If you want to enhance the look of your garden, but don’t have the time for lots of gardening, then timber decking may be the solution. Nowadays decking comes in a variety of colours and patterns, and with a little bit of once-a-year care can last for years.
Decking is traditionally used in place of a patio, leading from the back door down to the grass. However there are plenty of other outdoor spaces that are suitable for decking. If you’ve converted a garden shed in to a home office, then decking outside the door can add to the look of a professional work space. If you have a pool, decking instead of a tiled surround will be less cold in the spring, and less rough on bare feet, as well as being less slippery when wet.
Other alternatives include using decking on the floor of a balcony, or if you are considering a roof terrace (if you have a flat roof space over a garage for example) then decking makes an excellent base. The wood is light enough to not damage the ceiling underneath, and it can be decorated with potted plants, or a trellis along the edge with vines, to create a quiet outdoor space without losing any lawn.

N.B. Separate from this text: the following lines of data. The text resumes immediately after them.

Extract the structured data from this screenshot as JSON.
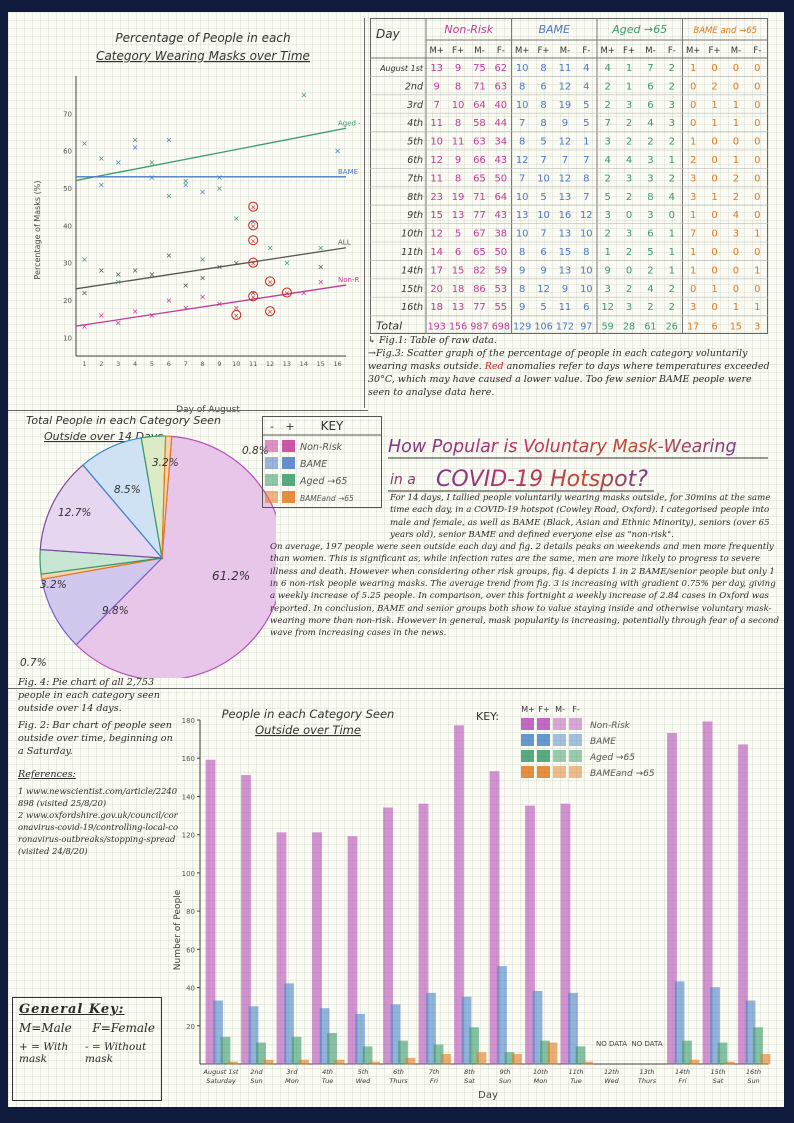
{
  "scatter": {
    "title_line1": "Percentage of People in each",
    "title_line2": "Category Wearing Masks over Time",
    "ylabel": "Percentage of Masks (%)",
    "xlabel": "Day of August",
    "y_ticks": [
      "10",
      "20",
      "30",
      "40",
      "50",
      "60",
      "70"
    ],
    "x_ticks": [
      "1",
      "2",
      "3",
      "4",
      "5",
      "6",
      "7",
      "8",
      "9",
      "10",
      "11",
      "12",
      "13",
      "14",
      "15",
      "16"
    ],
    "line_labels": [
      "Aged →65",
      "BAME",
      "ALL",
      "Non-Risk"
    ],
    "trend_lines": [
      {
        "name": "Aged →65",
        "color": "#3a9a6a",
        "y_start": 52,
        "y_end": 66
      },
      {
        "name": "BAME",
        "color": "#4a7ac8",
        "y_start": 53,
        "y_end": 53
      },
      {
        "name": "ALL",
        "color": "#555555",
        "y_start": 23,
        "y_end": 34
      },
      {
        "name": "Non-Risk",
        "color": "#c23a9a",
        "y_start": 13,
        "y_end": 24
      }
    ],
    "points": [
      {
        "x": 1,
        "y": 31,
        "c": "#3a9a6a"
      },
      {
        "x": 2,
        "y": 58,
        "c": "#3a9a6a"
      },
      {
        "x": 3,
        "y": 25,
        "c": "#3a9a6a"
      },
      {
        "x": 4,
        "y": 63,
        "c": "#3a9a6a"
      },
      {
        "x": 5,
        "y": 57,
        "c": "#3a9a6a"
      },
      {
        "x": 6,
        "y": 48,
        "c": "#3a9a6a"
      },
      {
        "x": 7,
        "y": 52,
        "c": "#3a9a6a"
      },
      {
        "x": 8,
        "y": 31,
        "c": "#3a9a6a"
      },
      {
        "x": 9,
        "y": 50,
        "c": "#3a9a6a"
      },
      {
        "x": 10,
        "y": 42,
        "c": "#3a9a6a"
      },
      {
        "x": 12,
        "y": 34,
        "c": "#3a9a6a"
      },
      {
        "x": 13,
        "y": 30,
        "c": "#3a9a6a"
      },
      {
        "x": 14,
        "y": 75,
        "c": "#3a9a6a"
      },
      {
        "x": 15,
        "y": 34,
        "c": "#3a9a6a"
      },
      {
        "x": 1,
        "y": 62,
        "c": "#4a7ac8"
      },
      {
        "x": 2,
        "y": 51,
        "c": "#4a7ac8"
      },
      {
        "x": 3,
        "y": 57,
        "c": "#4a7ac8"
      },
      {
        "x": 4,
        "y": 61,
        "c": "#4a7ac8"
      },
      {
        "x": 5,
        "y": 53,
        "c": "#4a7ac8"
      },
      {
        "x": 6,
        "y": 63,
        "c": "#4a7ac8"
      },
      {
        "x": 7,
        "y": 51,
        "c": "#4a7ac8"
      },
      {
        "x": 8,
        "y": 49,
        "c": "#4a7ac8"
      },
      {
        "x": 9,
        "y": 53,
        "c": "#4a7ac8"
      },
      {
        "x": 11,
        "y": 41,
        "c": "#4a7ac8"
      },
      {
        "x": 16,
        "y": 60,
        "c": "#4a7ac8"
      },
      {
        "x": 1,
        "y": 22,
        "c": "#555555"
      },
      {
        "x": 2,
        "y": 28,
        "c": "#555555"
      },
      {
        "x": 3,
        "y": 27,
        "c": "#555555"
      },
      {
        "x": 4,
        "y": 28,
        "c": "#555555"
      },
      {
        "x": 5,
        "y": 27,
        "c": "#555555"
      },
      {
        "x": 6,
        "y": 32,
        "c": "#555555"
      },
      {
        "x": 7,
        "y": 24,
        "c": "#555555"
      },
      {
        "x": 8,
        "y": 26,
        "c": "#555555"
      },
      {
        "x": 9,
        "y": 29,
        "c": "#555555"
      },
      {
        "x": 10,
        "y": 30,
        "c": "#555555"
      },
      {
        "x": 11,
        "y": 22,
        "c": "#555555"
      },
      {
        "x": 15,
        "y": 29,
        "c": "#555555"
      },
      {
        "x": 1,
        "y": 13,
        "c": "#c23a9a"
      },
      {
        "x": 2,
        "y": 16,
        "c": "#c23a9a"
      },
      {
        "x": 3,
        "y": 14,
        "c": "#c23a9a"
      },
      {
        "x": 4,
        "y": 17,
        "c": "#c23a9a"
      },
      {
        "x": 5,
        "y": 16,
        "c": "#c23a9a"
      },
      {
        "x": 6,
        "y": 20,
        "c": "#c23a9a"
      },
      {
        "x": 7,
        "y": 18,
        "c": "#c23a9a"
      },
      {
        "x": 8,
        "y": 21,
        "c": "#c23a9a"
      },
      {
        "x": 9,
        "y": 19,
        "c": "#c23a9a"
      },
      {
        "x": 10,
        "y": 18,
        "c": "#c23a9a"
      },
      {
        "x": 14,
        "y": 22,
        "c": "#c23a9a"
      },
      {
        "x": 15,
        "y": 25,
        "c": "#c23a9a"
      }
    ],
    "anomalies": [
      {
        "x": 11,
        "y": 45
      },
      {
        "x": 11,
        "y": 40
      },
      {
        "x": 11,
        "y": 36
      },
      {
        "x": 11,
        "y": 30
      },
      {
        "x": 11,
        "y": 21
      },
      {
        "x": 12,
        "y": 17
      },
      {
        "x": 12,
        "y": 25
      },
      {
        "x": 13,
        "y": 22
      },
      {
        "x": 10,
        "y": 16
      }
    ]
  },
  "raw_table": {
    "corner": "Day",
    "groups": [
      {
        "name": "Non-Risk",
        "color": "#c23a9a"
      },
      {
        "name": "BAME",
        "color": "#4a7ac8"
      },
      {
        "name": "Aged →65",
        "color": "#3a9a6a"
      },
      {
        "name": "BAME and →65",
        "color": "#e07a20"
      }
    ],
    "subheaders": [
      "M+",
      "F+",
      "M-",
      "F-"
    ],
    "days": [
      "August 1st",
      "2nd",
      "3rd",
      "4th",
      "5th",
      "6th",
      "7th",
      "8th",
      "9th",
      "10th",
      "11th",
      "14th",
      "15th",
      "16th"
    ],
    "rows": [
      [
        13,
        9,
        75,
        62,
        10,
        8,
        11,
        4,
        4,
        1,
        7,
        2,
        1,
        0,
        0,
        0
      ],
      [
        9,
        8,
        71,
        63,
        8,
        6,
        12,
        4,
        2,
        1,
        6,
        2,
        0,
        2,
        0,
        0
      ],
      [
        7,
        10,
        64,
        40,
        10,
        8,
        19,
        5,
        2,
        3,
        6,
        3,
        0,
        1,
        1,
        0
      ],
      [
        11,
        8,
        58,
        44,
        7,
        8,
        9,
        5,
        7,
        2,
        4,
        3,
        0,
        1,
        1,
        0
      ],
      [
        10,
        11,
        63,
        34,
        8,
        5,
        12,
        1,
        3,
        2,
        2,
        2,
        1,
        0,
        0,
        0
      ],
      [
        12,
        9,
        66,
        43,
        12,
        7,
        7,
        7,
        4,
        4,
        3,
        1,
        2,
        0,
        1,
        0
      ],
      [
        11,
        8,
        65,
        50,
        7,
        10,
        12,
        8,
        2,
        3,
        3,
        2,
        3,
        0,
        2,
        0
      ],
      [
        23,
        19,
        71,
        64,
        10,
        5,
        13,
        7,
        5,
        2,
        8,
        4,
        3,
        1,
        2,
        0
      ],
      [
        15,
        13,
        77,
        43,
        13,
        10,
        16,
        12,
        3,
        0,
        3,
        0,
        1,
        0,
        4,
        0
      ],
      [
        12,
        5,
        67,
        38,
        10,
        7,
        13,
        10,
        2,
        3,
        6,
        1,
        7,
        0,
        3,
        1
      ],
      [
        14,
        6,
        65,
        50,
        8,
        6,
        15,
        8,
        1,
        2,
        5,
        1,
        1,
        0,
        0,
        0
      ],
      [
        17,
        15,
        82,
        59,
        9,
        9,
        13,
        10,
        9,
        0,
        2,
        1,
        1,
        0,
        0,
        1
      ],
      [
        20,
        18,
        86,
        53,
        8,
        12,
        9,
        10,
        3,
        2,
        4,
        2,
        0,
        1,
        0,
        0
      ],
      [
        18,
        13,
        77,
        55,
        9,
        5,
        11,
        6,
        12,
        3,
        2,
        2,
        3,
        0,
        1,
        1
      ]
    ],
    "total_label": "Total",
    "totals": [
      193,
      156,
      987,
      698,
      129,
      106,
      172,
      97,
      59,
      28,
      61,
      26,
      17,
      6,
      15,
      3
    ]
  },
  "captions": {
    "fig1": "↳ Fig.1: Table of raw data.",
    "fig3_a": "→Fig.3: Scatter graph of the percentage of people in each category voluntarily wearing masks outside. ",
    "fig3_red": "Red",
    "fig3_b": " anomalies refer to days where temperatures exceeded 30°C, which may have caused a lower value. Too few senior BAME people were seen to analyse data here."
  },
  "pie": {
    "title_line1": "Total People in each Category Seen",
    "title_line2": "Outside over 14 Days",
    "slices": [
      {
        "label": "61.2%",
        "value": 61.2,
        "color": "#b64fb8",
        "fill": "#e7c6ea"
      },
      {
        "label": "9.8%",
        "value": 9.8,
        "color": "#7a62c2",
        "fill": "#d2c8ee"
      },
      {
        "label": "0.7%",
        "value": 0.7,
        "color": "#e07a20",
        "fill": "#f6d3b0"
      },
      {
        "label": "3.2%",
        "value": 3.2,
        "color": "#3a9a6a",
        "fill": "#c7e7d4"
      },
      {
        "label": "12.7%",
        "value": 12.7,
        "color": "#7a4a9a",
        "fill": "#e6d6ef"
      },
      {
        "label": "8.5%",
        "value": 8.5,
        "color": "#3a86c8",
        "fill": "#cfe2f4"
      },
      {
        "label": "3.2%",
        "value": 3.2,
        "color": "#3a9a6a",
        "fill": "#dcebc6"
      },
      {
        "label": "0.8%",
        "value": 0.8,
        "color": "#e07a20",
        "fill": "#f6d3b0"
      }
    ]
  },
  "key": {
    "headers": [
      "-",
      "+",
      "KEY"
    ],
    "items": [
      {
        "label": "Non-Risk",
        "color": "#c23a9a"
      },
      {
        "label": "BAME",
        "color": "#4a7ac8"
      },
      {
        "label": "Aged →65",
        "color": "#3a9a6a"
      },
      {
        "label": "BAMEand →65",
        "color": "#e07a20"
      }
    ]
  },
  "title": {
    "line1": "How Popular is Voluntary Mask-Wearing",
    "line2a": "in a",
    "line2b": "COVID-19 Hotspot?"
  },
  "body": {
    "p1": "For 14 days, I tallied people voluntarily wearing masks outside, for 30mins at the same time each day, in a COVID-19 hotspot (Cowley Road, Oxford). I categorised people into male and female, as well as BAME (Black, Asian and Ethnic Minority), seniors (over 65 years old), senior BAME and defined everyone else as \"non-risk\".",
    "p2": "On average, 197 people were seen outside each day and fig. 2 details peaks on weekends and men more frequently than women. This is significant as, while infection rates are the same, men are more likely to progress to severe illness and death. However when considering other risk groups, fig. 4 depicts 1 in 2 BAME/senior people but only 1 in 6 non-risk people wearing masks. The average trend from fig. 3 is increasing with gradient 0.75% per day, giving a weekly increase of 5.25 people. In comparison, over this fortnight a weekly increase of 2.84 cases in Oxford was reported. In conclusion, BAME and senior groups both show to value staying inside and otherwise voluntary mask-wearing more than non-risk. However in general, mask popularity is increasing, potentially through fear of a second wave from increasing cases in the news."
  },
  "notes": {
    "fig4": "Fig. 4: Pie chart of all 2,753 people in each category seen outside over 14 days.",
    "fig2": "Fig. 2: Bar chart of people seen outside over time, beginning on a Saturday.",
    "refs_title": "References:",
    "ref1": "1 www.newscientist.com/article/2240898 (visited 25/8/20)",
    "ref2": "2 www.oxfordshire.gov.uk/council/coronavirus-covid-19/controlling-local-coronavirus-outbreaks/stopping-spread (visited 24/8/20)"
  },
  "general_key": {
    "title": "General Key:",
    "male": "M=Male",
    "female": "F=Female",
    "with_mask": "+ = With mask",
    "without_mask": "- = Without mask"
  },
  "chart_data": {
    "type": "bar",
    "title": "People in each Category Seen Outside over Time",
    "xlabel": "Day",
    "ylabel": "Number of People",
    "ylim": [
      0,
      180
    ],
    "y_ticks": [
      20,
      40,
      60,
      80,
      100,
      120,
      140,
      160,
      180
    ],
    "legend_title": "KEY:",
    "legend_cols": [
      "M+",
      "F+",
      "M-",
      "F-"
    ],
    "categories": [
      "August 1st Saturday",
      "2nd Sun",
      "3rd Mon",
      "4th Tue",
      "5th Wed",
      "6th Thurs",
      "7th Fri",
      "8th Sat",
      "9th Sun",
      "10th Mon",
      "11th Tue",
      "12th Wed",
      "13th Thurs",
      "14th Fri",
      "15th Sat",
      "16th Sun"
    ],
    "no_data_label": "NO DATA",
    "no_data_days": [
      11,
      12
    ],
    "series": [
      {
        "name": "Non-Risk",
        "color": "#b64fb8",
        "values": [
          159,
          151,
          121,
          121,
          119,
          134,
          136,
          177,
          153,
          135,
          136,
          0,
          0,
          173,
          179,
          167
        ]
      },
      {
        "name": "BAME",
        "color": "#4a86c8",
        "values": [
          33,
          30,
          42,
          29,
          26,
          31,
          37,
          35,
          51,
          38,
          37,
          0,
          0,
          43,
          40,
          33
        ]
      },
      {
        "name": "Aged →65",
        "color": "#3a9a6a",
        "values": [
          14,
          11,
          14,
          16,
          9,
          12,
          10,
          19,
          6,
          12,
          9,
          0,
          0,
          12,
          11,
          19
        ]
      },
      {
        "name": "BAMEand →65",
        "color": "#e07a20",
        "values": [
          1,
          2,
          2,
          2,
          1,
          3,
          5,
          6,
          5,
          11,
          1,
          0,
          0,
          2,
          1,
          5
        ]
      }
    ]
  }
}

If you think that decking will be a series of dull, straight-marked planks set in a square or rectangle, think again! A good fitter will work with you to work out a particular pattern or setting that suits your style. From a basic, diagonal setting through to a herringbone. You can also have unlined wood, which could be laid to make a central diamond shape, or used to frame the edges of the pattern.
Traditionally decking is kept brown, but at least with different stains you can have different shades that look like other types of wood, from a dark chestnut or elm, through to the paler creamy tones of cedar, or the reddish hints of teak. Alternatively if you think brown wouldn’t match with the outside of your house, you can also stain the wood with a few shades of grey, such as slate.
A lot of people are concerned about how frequently they need to clean their decking and whether the wood rots in the damp British winters. The good news is that decking is easy to maintain. The wood is treated to prevent it moulding and rotting, but you can add a layer of clear varnish if you want. As for cleaning, a hose and a quick scrub with a stiff brush at the beginning of spring can help refresh the colour for the warmer weather.